We were all climbers up there, and we’d probably all stashed gear somewhere before, but the sight forced a hush over the group. It’s one thing to hide a single rope under a boulder for a day or two, but seeing a mountain of ropes forgotten and unused felt like we had stumbled upon a micro version of the Great Pacific Garbage Patch.
We began pawing through the massive pile of rope, overwhelmed and annoyed both by the rope’s existence there and by the fact that we had volunteered to carry as much of it as we could fit in our 70-liter haul bags down the East Ledges. I had expected to fill my bag with plastic bottles and micro trash, not mountains of tattered cord, forgotten after someone’s free-climbing attempt years ago. We cursed under our breath as we shuttled the ropes out of the cave and into the bright sunlight.
Annie, a wilderness ranger and climber who in summer patrols the Yosemite backcountry, breaking down fire rings and checking backpackers’ wilderness permits, said, “Can you imagine if backpackers were doing this? If there were caches in other parts of the Yosemite Wilderness with hundreds of pounds of backpacking gear?”
No, we couldn’t. We’ve gotten away with a lot as climbers in the Valley, but on that day, it caught up to us a little bit. We pride ourselves on being intimately close to the rock we touch. We bushwhack through rarely visited parts of the Valley, climb through trees, and encounter bats and birds and frogs on the wall.
So, what made it okay to create a garbage dump in a cave atop one of the most inspiring, proud walls in the world? It’s good to have the vision, inspiration, motivation and everything else that it takes to free climb El Cap, but sometimes maybe these forces overpower our ability to see the scale of our impact.

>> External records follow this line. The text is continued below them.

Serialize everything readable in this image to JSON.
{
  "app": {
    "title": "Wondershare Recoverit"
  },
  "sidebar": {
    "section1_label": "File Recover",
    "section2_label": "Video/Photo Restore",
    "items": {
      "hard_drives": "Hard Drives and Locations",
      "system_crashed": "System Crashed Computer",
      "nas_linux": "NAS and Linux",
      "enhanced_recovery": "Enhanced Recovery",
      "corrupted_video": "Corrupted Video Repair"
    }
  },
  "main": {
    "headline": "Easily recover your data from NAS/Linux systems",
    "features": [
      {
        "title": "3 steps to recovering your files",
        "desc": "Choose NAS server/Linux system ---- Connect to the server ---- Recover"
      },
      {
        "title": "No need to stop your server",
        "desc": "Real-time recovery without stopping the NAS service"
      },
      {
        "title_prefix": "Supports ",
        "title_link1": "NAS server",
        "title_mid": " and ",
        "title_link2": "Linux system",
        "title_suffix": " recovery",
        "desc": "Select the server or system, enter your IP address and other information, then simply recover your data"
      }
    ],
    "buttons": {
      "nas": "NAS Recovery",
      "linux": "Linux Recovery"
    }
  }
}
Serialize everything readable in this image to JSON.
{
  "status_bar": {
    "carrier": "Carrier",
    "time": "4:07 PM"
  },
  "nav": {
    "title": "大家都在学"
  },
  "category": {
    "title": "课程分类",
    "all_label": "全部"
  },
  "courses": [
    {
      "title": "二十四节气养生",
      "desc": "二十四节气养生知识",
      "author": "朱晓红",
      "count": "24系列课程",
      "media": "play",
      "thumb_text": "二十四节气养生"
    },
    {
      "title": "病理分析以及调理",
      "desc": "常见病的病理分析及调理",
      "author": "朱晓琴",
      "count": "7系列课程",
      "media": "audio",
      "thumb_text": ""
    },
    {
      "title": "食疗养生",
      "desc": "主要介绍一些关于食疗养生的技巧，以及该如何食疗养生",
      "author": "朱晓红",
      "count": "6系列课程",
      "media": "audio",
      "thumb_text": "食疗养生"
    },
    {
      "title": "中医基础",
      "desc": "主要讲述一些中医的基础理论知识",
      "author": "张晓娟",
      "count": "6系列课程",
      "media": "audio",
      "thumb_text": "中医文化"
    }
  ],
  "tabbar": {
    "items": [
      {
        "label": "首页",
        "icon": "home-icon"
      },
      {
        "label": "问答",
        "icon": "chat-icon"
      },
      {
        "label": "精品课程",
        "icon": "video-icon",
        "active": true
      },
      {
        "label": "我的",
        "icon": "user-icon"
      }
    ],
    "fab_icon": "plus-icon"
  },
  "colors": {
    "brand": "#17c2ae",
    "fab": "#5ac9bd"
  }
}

As a community, we’ve generally improved. It is no longer common practice to throw shit off the side of El Cap; nowadays, most climbers pack out waste instead. But we still have plenty of room to grow.
Perhaps it’s time we rethink the way we treat the summit of this wall, which has given so many of us such profound experiences. The Salathé Cave is just one example. There are many other boulders and caves that hide rotting sleeping bags, old food and core-shot, forgotten ropes. We may not think the rules of the Park Service apply to us, but they do. Our trash is no different than the trash left behind by the tourists below.
We cleaned up 500 pounds of trash from the top of the Salathé Wall that day. Thousands of feet of unused, forgotten rope still remain on top of El Cap, and more has piled up over another season. This year at Yosemite Facelift, volunteers will continue cleaning up the top of El Cap, and hopefully we can work toward breaking the cycle of turning caches into trash.